Los comienzos de las reuniones se retrasaron varias veces, entre otros motivos por el incumplimiento por parte de las facciones en pugna de los acuerdos previos, según los cuales no podían entrar en la ciudad con escolta armada. Los propios representantes del municipio burgalés fueron los encargados de poner en práctica una política de apaciguamiento. Los dos bandos, fuera de la ciudad, y Arlanzón por medio, negociaron para entrar en ella, pero instalándose en barrios diferentes, a fin de evitar pendencias.
La iniciativa, al menos de momento, parecía correr a cargo de los procuradores de las ciudades, dispuestos a obligar a los dos bandos en pugna a aceptar las decisiones que salieran de las Cortes por medio de una votación secreta. De ahí que los dos partidos, representantes de los dos grupos oligárquicos nobiliarios, trataran de poner en práctica una rápida solución, a fin de no verse desbordados por el estado llano: regencia de ocho miembros en dos equipos cuyas funciones se ejercerían durante seis meses.
Esta solución se echo a perder cuando un vasallo del conde Alfonso fue muerto en circunstancias poco claras. De esta forma, a punto de estallar la discordia enre los dos bandos, la solución había de venir forzosamente de parte de los procuradores de las ciudades. Su criterio estaba marcado por una obediencia sin modificaciones al testamento de Juan I: tutoría en manos del marques de Villena, arzobispo de Toledo, arzobispo de Santiago, maestre de Calatrava, conde de Niebla, Juan Hurtado de Mendoza y los representantes de las ciudades.
Los más perjudicados por tal decisión fueron aquellos personajes que, habiendo desempeñado importantes papeles en los meses inmediatament anteriores, se veían ahora privados de toda actividad, dada la restricción numérica del equipo regente. El duque de Benavente marchó a sus tierras desde el momento en que fue aceptada la decisión de las Cortes. Consiguió como compensación que sus rentas fuesen considerablemente aumentadas. El maestre de Santiago, por su propia lealtad, recibió algunos ofrecimientos para que se uniese al equipo gobernante, pero rechazó tales proposiciones. El arzobispo de Toledo acataba la decisión de las Cortes, pero ponía para ello algunas condiciones: tomar él la voz de sus parciales, en aquellos momentos ausentes: el marqués de Villena y el conde de Niebla. Solicitaba, además, que se le abonaran los gastos realizados en los meses anteriores al pagar a las gentes del duque de Benavente y del maestre de Alcántara, y que se le diera "mitad de las tesorerías e recaudamientos de las rentas del Regno" para administrarlas como considerase oportuno.

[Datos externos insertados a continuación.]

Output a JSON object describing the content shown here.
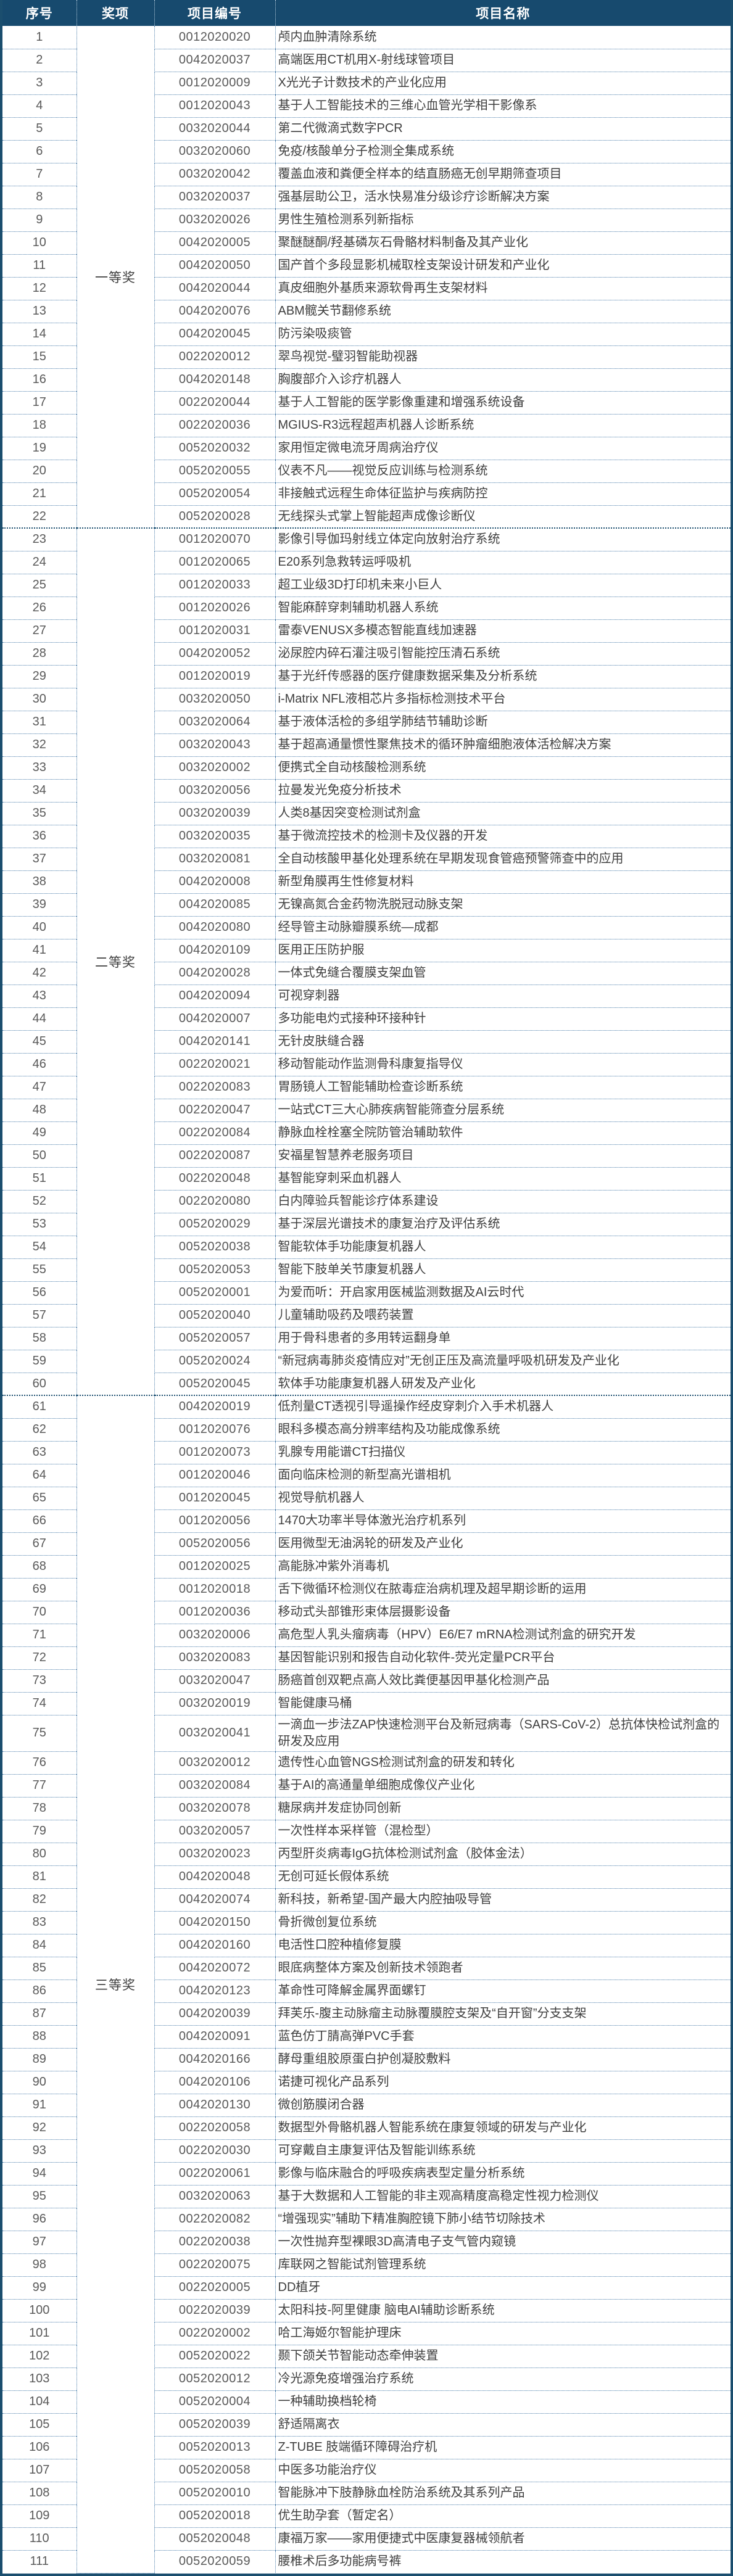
{
  "columns": [
    "序号",
    "奖项",
    "项目编号",
    "项目名称"
  ],
  "colors": {
    "header_bg": "#174a6e",
    "header_text": "#ffffff",
    "outer_border": "#1b4e6e",
    "row_divider": "#4a7ca9",
    "section_divider": "#1b4e6e",
    "index_text": "#595959",
    "code_text": "#595959",
    "name_text": "#3f3f3f"
  },
  "awards": [
    {
      "label": "一等奖",
      "rows": [
        {
          "no": "1",
          "code": "0012020020",
          "name": "颅内血肿清除系统"
        },
        {
          "no": "2",
          "code": "0042020037",
          "name": "高端医用CT机用X-射线球管项目"
        },
        {
          "no": "3",
          "code": "0012020009",
          "name": "X光光子计数技术的产业化应用"
        },
        {
          "no": "4",
          "code": "0012020043",
          "name": "基于人工智能技术的三维心血管光学相干影像系"
        },
        {
          "no": "5",
          "code": "0032020044",
          "name": "第二代微滴式数字PCR"
        },
        {
          "no": "6",
          "code": "0032020060",
          "name": "免疫/核酸单分子检测全集成系统"
        },
        {
          "no": "7",
          "code": "0032020042",
          "name": "覆盖血液和粪便全样本的结直肠癌无创早期筛查项目"
        },
        {
          "no": "8",
          "code": "0032020037",
          "name": "强基层助公卫，活水快易准分级诊疗诊断解决方案"
        },
        {
          "no": "9",
          "code": "0032020026",
          "name": "男性生殖检测系列新指标"
        },
        {
          "no": "10",
          "code": "0042020005",
          "name": "聚醚醚酮/羟基磷灰石骨骼材料制备及其产业化"
        },
        {
          "no": "11",
          "code": "0042020050",
          "name": "国产首个多段显影机械取栓支架设计研发和产业化"
        },
        {
          "no": "12",
          "code": "0042020044",
          "name": "真皮细胞外基质来源软骨再生支架材料"
        },
        {
          "no": "13",
          "code": "0042020076",
          "name": "ABM髋关节翻修系统"
        },
        {
          "no": "14",
          "code": "0042020045",
          "name": "防污染吸痰管"
        },
        {
          "no": "15",
          "code": "0022020012",
          "name": "翠鸟视觉-璧羽智能助视器"
        },
        {
          "no": "16",
          "code": "0042020148",
          "name": "胸腹部介入诊疗机器人"
        },
        {
          "no": "17",
          "code": "0022020044",
          "name": "基于人工智能的医学影像重建和增强系统设备"
        },
        {
          "no": "18",
          "code": "0022020036",
          "name": "MGIUS-R3远程超声机器人诊断系统"
        },
        {
          "no": "19",
          "code": "0052020032",
          "name": "家用恒定微电流牙周病治疗仪"
        },
        {
          "no": "20",
          "code": "0052020055",
          "name": "仪表不凡——视觉反应训练与检测系统"
        },
        {
          "no": "21",
          "code": "0052020054",
          "name": "非接触式远程生命体征监护与疾病防控"
        },
        {
          "no": "22",
          "code": "0052020028",
          "name": "无线探头式掌上智能超声成像诊断仪"
        }
      ]
    },
    {
      "label": "二等奖",
      "rows": [
        {
          "no": "23",
          "code": "0012020070",
          "name": "影像引导伽玛射线立体定向放射治疗系统"
        },
        {
          "no": "24",
          "code": "0012020065",
          "name": "E20系列急救转运呼吸机"
        },
        {
          "no": "25",
          "code": "0012020033",
          "name": "超工业级3D打印机未来小巨人"
        },
        {
          "no": "26",
          "code": "0012020026",
          "name": "智能麻醉穿刺辅助机器人系统"
        },
        {
          "no": "27",
          "code": "0012020031",
          "name": "雷泰VENUSX多模态智能直线加速器"
        },
        {
          "no": "28",
          "code": "0042020052",
          "name": "泌尿腔内碎石灌注吸引智能控压清石系统"
        },
        {
          "no": "29",
          "code": "0012020019",
          "name": "基于光纤传感器的医疗健康数据采集及分析系统"
        },
        {
          "no": "30",
          "code": "0032020050",
          "name": "i-Matrix NFL液相芯片多指标检测技术平台"
        },
        {
          "no": "31",
          "code": "0032020064",
          "name": "基于液体活检的多组学肺结节辅助诊断"
        },
        {
          "no": "32",
          "code": "0032020043",
          "name": "基于超高通量惯性聚焦技术的循环肿瘤细胞液体活检解决方案"
        },
        {
          "no": "33",
          "code": "0032020002",
          "name": "便携式全自动核酸检测系统"
        },
        {
          "no": "34",
          "code": "0032020056",
          "name": "拉曼发光免疫分析技术"
        },
        {
          "no": "35",
          "code": "0032020039",
          "name": "人类8基因突变检测试剂盒"
        },
        {
          "no": "36",
          "code": "0032020035",
          "name": "基于微流控技术的检测卡及仪器的开发"
        },
        {
          "no": "37",
          "code": "0032020081",
          "name": "全自动核酸甲基化处理系统在早期发现食管癌预警筛查中的应用"
        },
        {
          "no": "38",
          "code": "0042020008",
          "name": "新型角膜再生性修复材料"
        },
        {
          "no": "39",
          "code": "0042020085",
          "name": "无镍高氮合金药物洗脱冠动脉支架"
        },
        {
          "no": "40",
          "code": "0042020080",
          "name": "经导管主动脉瓣膜系统—成都"
        },
        {
          "no": "41",
          "code": "0042020109",
          "name": "医用正压防护服"
        },
        {
          "no": "42",
          "code": "0042020028",
          "name": "一体式免缝合覆膜支架血管"
        },
        {
          "no": "43",
          "code": "0042020094",
          "name": "可视穿刺器"
        },
        {
          "no": "44",
          "code": "0042020007",
          "name": "多功能电灼式接种环接种针"
        },
        {
          "no": "45",
          "code": "0042020141",
          "name": "无针皮肤缝合器"
        },
        {
          "no": "46",
          "code": "0022020021",
          "name": "移动智能动作监测骨科康复指导仪"
        },
        {
          "no": "47",
          "code": "0022020083",
          "name": "胃肠镜人工智能辅助检查诊断系统"
        },
        {
          "no": "48",
          "code": "0022020047",
          "name": "一站式CT三大心肺疾病智能筛查分层系统"
        },
        {
          "no": "49",
          "code": "0022020084",
          "name": "静脉血栓栓塞全院防管治辅助软件"
        },
        {
          "no": "50",
          "code": "0022020087",
          "name": "安福星智慧养老服务项目"
        },
        {
          "no": "51",
          "code": "0022020048",
          "name": "基智能穿刺采血机器人"
        },
        {
          "no": "52",
          "code": "0022020080",
          "name": "白内障验兵智能诊疗体系建设"
        },
        {
          "no": "53",
          "code": "0052020029",
          "name": "基于深层光谱技术的康复治疗及评估系统"
        },
        {
          "no": "54",
          "code": "0052020038",
          "name": "智能软体手功能康复机器人"
        },
        {
          "no": "55",
          "code": "0052020053",
          "name": "智能下肢单关节康复机器人"
        },
        {
          "no": "56",
          "code": "0052020001",
          "name": "为爱而听：开启家用医械监测数据及AI云时代"
        },
        {
          "no": "57",
          "code": "0052020040",
          "name": "儿童辅助吸药及喂药装置"
        },
        {
          "no": "58",
          "code": "0052020057",
          "name": "用于骨科患者的多用转运翻身单"
        },
        {
          "no": "59",
          "code": "0052020024",
          "name": "“新冠病毒肺炎疫情应对”无创正压及高流量呼吸机研发及产业化"
        },
        {
          "no": "60",
          "code": "0052020045",
          "name": "软体手功能康复机器人研发及产业化"
        }
      ]
    },
    {
      "label": "三等奖",
      "rows": [
        {
          "no": "61",
          "code": "0042020019",
          "name": "低剂量CT透视引导遥操作经皮穿刺介入手术机器人"
        },
        {
          "no": "62",
          "code": "0012020076",
          "name": "眼科多模态高分辨率结构及功能成像系统"
        },
        {
          "no": "63",
          "code": "0012020073",
          "name": "乳腺专用能谱CT扫描仪"
        },
        {
          "no": "64",
          "code": "0012020046",
          "name": "面向临床检测的新型高光谱相机"
        },
        {
          "no": "65",
          "code": "0012020045",
          "name": "视觉导航机器人"
        },
        {
          "no": "66",
          "code": "0012020056",
          "name": "1470大功率半导体激光治疗机系列"
        },
        {
          "no": "67",
          "code": "0052020056",
          "name": "医用微型无油涡轮的研发及产业化"
        },
        {
          "no": "68",
          "code": "0012020025",
          "name": "高能脉冲紫外消毒机"
        },
        {
          "no": "69",
          "code": "0012020018",
          "name": "舌下微循环检测仪在脓毒症治病机理及超早期诊断的运用"
        },
        {
          "no": "70",
          "code": "0012020036",
          "name": "移动式头部锥形束体层摄影设备"
        },
        {
          "no": "71",
          "code": "0032020006",
          "name": "高危型人乳头瘤病毒（HPV）E6/E7 mRNA检测试剂盒的研究开发"
        },
        {
          "no": "72",
          "code": "0032020083",
          "name": "基因智能识别和报告自动化软件-荧光定量PCR平台"
        },
        {
          "no": "73",
          "code": "0032020047",
          "name": "肠癌首创双靶点高人效比粪便基因甲基化检测产品"
        },
        {
          "no": "74",
          "code": "0032020019",
          "name": "智能健康马桶"
        },
        {
          "no": "75",
          "code": "0032020041",
          "name": "一滴血一步法ZAP快速检测平台及新冠病毒（SARS-CoV-2）总抗体快检试剂盒的研发及应用"
        },
        {
          "no": "76",
          "code": "0032020012",
          "name": "遗传性心血管NGS检测试剂盒的研发和转化"
        },
        {
          "no": "77",
          "code": "0032020084",
          "name": "基于AI的高通量单细胞成像仪产业化"
        },
        {
          "no": "78",
          "code": "0032020078",
          "name": "糖尿病并发症协同创新"
        },
        {
          "no": "79",
          "code": "0032020057",
          "name": "一次性样本采样管（混检型）"
        },
        {
          "no": "80",
          "code": "0032020023",
          "name": "丙型肝炎病毒IgG抗体检测试剂盒（胶体金法）"
        },
        {
          "no": "81",
          "code": "0042020048",
          "name": "无创可延长假体系统"
        },
        {
          "no": "82",
          "code": "0042020074",
          "name": "新科技，新希望-国产最大内腔抽吸导管"
        },
        {
          "no": "83",
          "code": "0042020150",
          "name": "骨折微创复位系统"
        },
        {
          "no": "84",
          "code": "0042020160",
          "name": "电活性口腔种植修复膜"
        },
        {
          "no": "85",
          "code": "0042020072",
          "name": "眼底病整体方案及创新技术领跑者"
        },
        {
          "no": "86",
          "code": "0042020123",
          "name": "革命性可降解金属界面螺钉"
        },
        {
          "no": "87",
          "code": "0042020039",
          "name": "拜芙乐-腹主动脉瘤主动脉覆膜腔支架及“自开窗”分支支架"
        },
        {
          "no": "88",
          "code": "0042020091",
          "name": "蓝色仿丁腈高弹PVC手套"
        },
        {
          "no": "89",
          "code": "0042020166",
          "name": "酵母重组胶原蛋白护创凝胶敷料"
        },
        {
          "no": "90",
          "code": "0042020106",
          "name": "诺捷可视化产品系列"
        },
        {
          "no": "91",
          "code": "0042020130",
          "name": "微创筋膜闭合器"
        },
        {
          "no": "92",
          "code": "0022020058",
          "name": "数据型外骨骼机器人智能系统在康复领域的研发与产业化"
        },
        {
          "no": "93",
          "code": "0022020030",
          "name": "可穿戴自主康复评估及智能训练系统"
        },
        {
          "no": "94",
          "code": "0022020061",
          "name": "影像与临床融合的呼吸疾病表型定量分析系统"
        },
        {
          "no": "95",
          "code": "0032020063",
          "name": "基于大数据和人工智能的非主观高精度高稳定性视力检测仪"
        },
        {
          "no": "96",
          "code": "0022020082",
          "name": "“增强现实”辅助下精准胸腔镜下肺小结节切除技术"
        },
        {
          "no": "97",
          "code": "0022020038",
          "name": "一次性抛弃型裸眼3D高清电子支气管内窥镜"
        },
        {
          "no": "98",
          "code": "0022020075",
          "name": "库联网之智能试剂管理系统"
        },
        {
          "no": "99",
          "code": "0022020005",
          "name": "DD植牙"
        },
        {
          "no": "100",
          "code": "0022020039",
          "name": "太阳科技-阿里健康 脑电AI辅助诊断系统"
        },
        {
          "no": "101",
          "code": "0022020002",
          "name": "哈工海姬尔智能护理床"
        },
        {
          "no": "102",
          "code": "0052020022",
          "name": "颞下颌关节智能动态牵伸装置"
        },
        {
          "no": "103",
          "code": "0052020012",
          "name": "冷光源免疫增强治疗系统"
        },
        {
          "no": "104",
          "code": "0052020004",
          "name": "一种辅助换档轮椅"
        },
        {
          "no": "105",
          "code": "0052020039",
          "name": "舒适隔离衣"
        },
        {
          "no": "106",
          "code": "0052020013",
          "name": "Z-TUBE 肢端循环障碍治疗机"
        },
        {
          "no": "107",
          "code": "0052020058",
          "name": "中医多功能治疗仪"
        },
        {
          "no": "108",
          "code": "0052020010",
          "name": "智能脉冲下肢静脉血栓防治系统及其系列产品"
        },
        {
          "no": "109",
          "code": "0052020018",
          "name": "优生助孕套（暂定名）"
        },
        {
          "no": "110",
          "code": "0052020048",
          "name": "康福万家——家用便捷式中医康复器械领航者"
        },
        {
          "no": "111",
          "code": "0052020059",
          "name": "腰椎术后多功能病号裤"
        }
      ]
    }
  ]
}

Pese a que los resultados de las Cortes de Burgos apenas se dejarán sentir, sus decisiones representan, al igual que las de Madrid de 1391, uno de los momentos cumbres del poder político de las ciudades. Frente a la anarquía desatada por los grupos nobiliarios en pugna, el estado llano se había presentado como el mediador y principal instrumento representativo, como la máxima expresión del sentir del reino a la hora de decidir la forma de gobierno en un momento tan delicado. Sin embargo, en el futuro el propio poder real verá en ellos, al igual que el propio estamento nobiliario, un instrumento demasiado peligroso para el desarrollo de su propia autoridad.